About

Connecting People to Art & History Since 1791

Founded in 1791, the Albany Institute of History & Art is New York’s oldest museum. Its collections document the Hudson Valley as a crossroads of culture, influencing the art and history of the region, the state, and the nation. With more than 25,000 objects in the collection and one million documents in the research library, it is an important resource for the region, giving our community a sense of the part the Hudson Valley played in the American story, and our own place in history. Permanent exhibitions include one of the largest collections of Hudson River School paintings, a history of Ancient Egypt, and other fine art, ceramics, and furniture, along with temporary exhibitions that rotate throughout the year.

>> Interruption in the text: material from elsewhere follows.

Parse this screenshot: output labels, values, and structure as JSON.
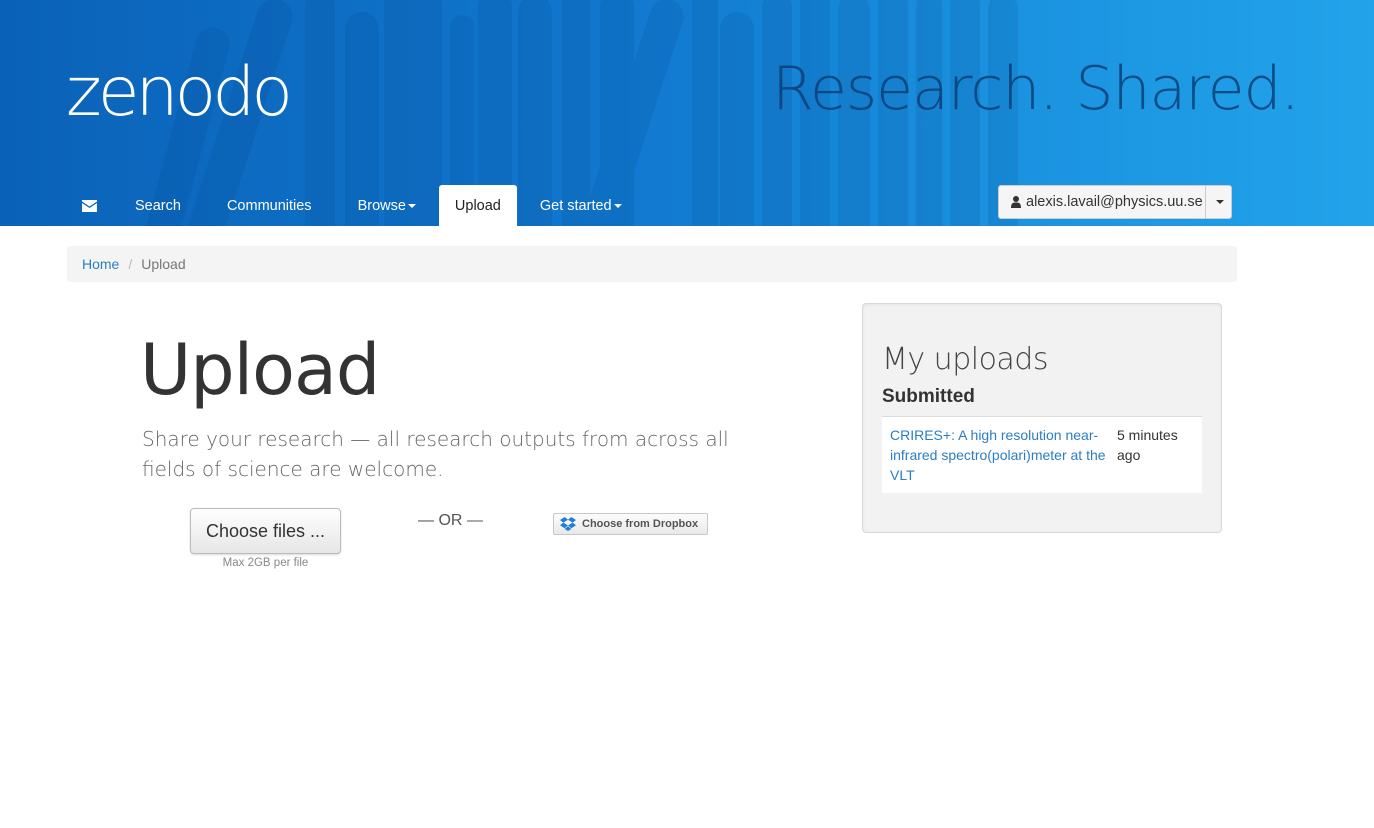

Collections of National Significance

The Institute’s museum and library holdings form one of the most significant collections in the United States documenting the life and culture of the Upper Hudson Valley region from the late seventeenth century to the present day. The broad scope of its collections includes paintings, sculptures, furniture and furnishings, prints, drawings and watercolors, antiquities, textiles and costumes, manuscripts, photographs, and more. Long-term exhibitions include The Hudson River School: Landscape Paintings from the Albany Institute, Ancient Egypt, and Nineteenth-Century American Sculpture.

Learn & Explore

Education programs serve 10,000 students, teachers, adult learners, and families every year. The museum education department’s mission is to connect our community to our collections and exhibitions through lifelong learning opportunities for visitors of all ages. We develop programs for school children and their teachers that provide formal learning experiences that support their curricula, in addition to a range of public programs, tours, hands-on activities, and in-gallery experiences to foster connections to the arts and culture and to each other.

Land Acknowledgement

It is with gratitude and humility that we acknowledge that we are learning, speaking and gathering on the ancestral homelands of the Muh-he-con-ne-ok or Mohican people, who are the indigenous peoples of this land. Despite tremendous hardship in being forced from here, today their community resides in Wisconsin and is known as the Stockbridge-Munsee Community Band of Mohican Indians. We pay honor and respect to their ancestors past and present as we commit to building a more inclusive and equitable space for all.